BitTorrent adds link-based sharing and security features to Sync file sharing app

bittorrent adds the ability to share your stuff using links in its new version of sync bt final 2

BitTorrent just announced that it is adding the ability to share your content using links to its peer-to-peer Sync file sharing service. BitTorrent made the announcement in this official blog post.

Once you add a folder to BitTorrent Sync (which is up to version 1.4 with this new release), you can now choose to share it with other people by generating a link. You can use these links the same way you would with any other URLs — paste them into chat windows, emails, and so on. You can also share via QR codes, but link sharing will without a doubt be the preferred method with BitTorrent Sync users. In the past, BitTorrent Sync users could only share folders by generating and passing on key codes to other Sync users, which they would input into the app to retrieve whatever folder was shared with them.
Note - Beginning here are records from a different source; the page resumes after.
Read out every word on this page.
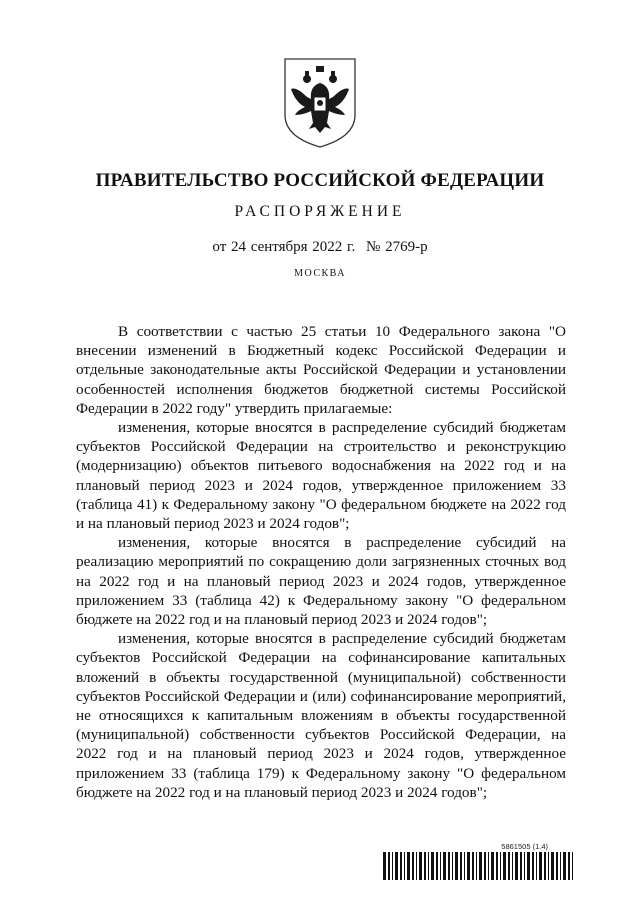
ПРАВИТЕЛЬСТВО РОССИЙСКОЙ ФЕДЕРАЦИИ
РАСПОРЯЖЕНИЕ
от 24 сентября 2022 г. № 2769-р
МОСКВА

В соответствии с частью 25 статьи 10 Федерального закона "О внесении изменений в Бюджетный кодекс Российской Федерации и отдельные законодательные акты Российской Федерации и установлении особенностей исполнения бюджетов бюджетной системы Российской Федерации в 2022 году" утвердить прилагаемые:

изменения, которые вносятся в распределение субсидий бюджетам субъектов Российской Федерации на строительство и реконструкцию (модернизацию) объектов питьевого водоснабжения на 2022 год и на плановый период 2023 и 2024 годов, утвержденное приложением 33 (таблица 41) к Федеральному закону "О федеральном бюджете на 2022 год и на плановый период 2023 и 2024 годов";

изменения, которые вносятся в распределение субсидий на реализацию мероприятий по сокращению доли загрязненных сточных вод на 2022 год и на плановый период 2023 и 2024 годов, утвержденное приложением 33 (таблица 42) к Федеральному закону "О федеральном бюджете на 2022 год и на плановый период 2023 и 2024 годов";

изменения, которые вносятся в распределение субсидий бюджетам субъектов Российской Федерации на софинансирование капитальных вложений в объекты государственной (муниципальной) собственности субъектов Российской Федерации и (или) софинансирование мероприятий, не относящихся к капитальным вложениям в объекты государственной (муниципальной) собственности субъектов Российской Федерации, на 2022 год и на плановый период 2023 и 2024 годов, утвержденное приложением 33 (таблица 179) к Федеральному закону "О федеральном бюджете на 2022 год и на плановый период 2023 и 2024 годов";

5861505 (1.4)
Related: Meet Bleep, BitTorrent’s anti-NSA chat and messaging app

When you share a link with someone, BitTorrent Sync now also gives you the ability to add security measures to go along with that link, which ensure that whatever you’re sharing is for the recipient’s eyes only. You can set an expiration date for that link, set the amount of times that the link can be clicked on, and even require that people who share your links be approved by you. That prevents the original recipient from passing on that link to someone else without you knowing.

For what it’s worth, link-based sharing has been available with competing services like Dropbox for quite some time. However, Dropbox, and cloud services by nature, rely on servers to work. Servers of course can be hacked, spied on, or otherwise plundered. BitTorrent’s peer-to-peer approach to sharing your stuff is arguably the app’s biggest selling point. It’s probably the biggest reason why BitTorrent Sync has been downloaded over 10 million times at this point, according to figures provided by the company.